Mensagem por Ghost em Qua Maio 04, 2011 8:46 pm

Dessa vez não tínhamos nenhuma limitação, a não ser o uso de todos os nossos Pokémons. Posicionamo-nos em nossas posições, cada um em sua extremidade, e as plataformas se ergueram. O público urrava, gritando e pulando ao som de uma música animada. O DJ fez tocar uma música de suspense, digna de uma grande final.

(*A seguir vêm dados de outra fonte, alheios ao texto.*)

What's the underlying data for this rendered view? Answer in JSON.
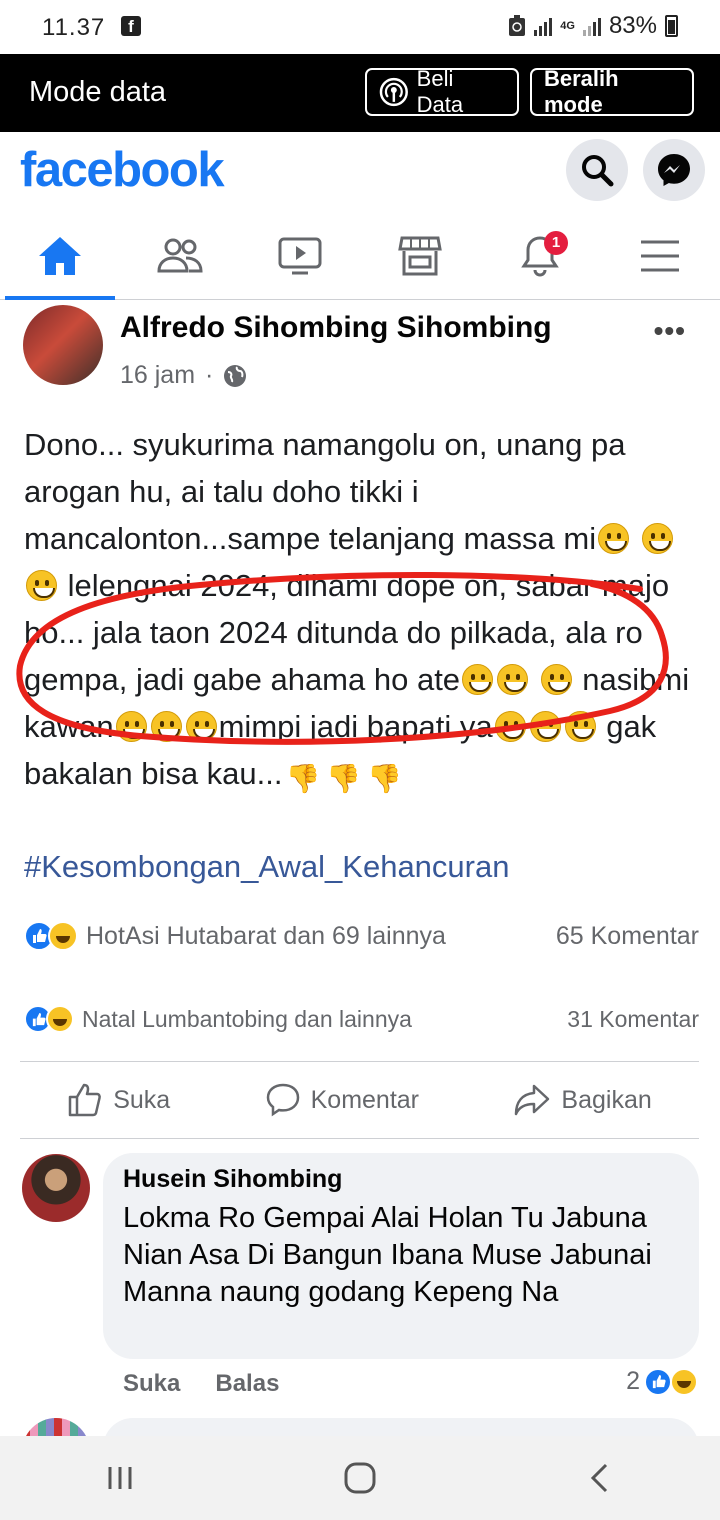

– Senhoras e senhores, vocês estão preste a presenciar a final tão esperada. Os dois competidores, treinadores Pokémon de talento, tiveram de submeter-se a prova físico-psicológicas, pôr em jogo todos os seus recursos para chegar até aqui arduamente. Os dois merecem uma salva de palmas. – O bom público retrucou energizando o ginásio com as palmas. – Na plataforma sul, temos o treinador da cidade de Olivine, Yann. Detentor de duas insígnias, ele e seus Pokémons lutarão aqui hoje. E do lado norte, em sua plataforma, aguarda Steve, vindo de Blackthorn e igualmente detentor de duas insígnias. Ele e seus Pokémons estão prontos para nos dar um show de trabalho em equipe.
As pessoas da plateia gritavam de maneira que eu só conhecia pelo televisor. Não tinha ideia de que naquelas horas o coração martelava o peito à procura de uma brecha para sair. E que todo o corpo tremia ao ritmo da pulsação. Em pensar que aquilo não chegava nem perto a enfrentar a E4, não quis deduzir qual seria a situação dos que se arriscavam.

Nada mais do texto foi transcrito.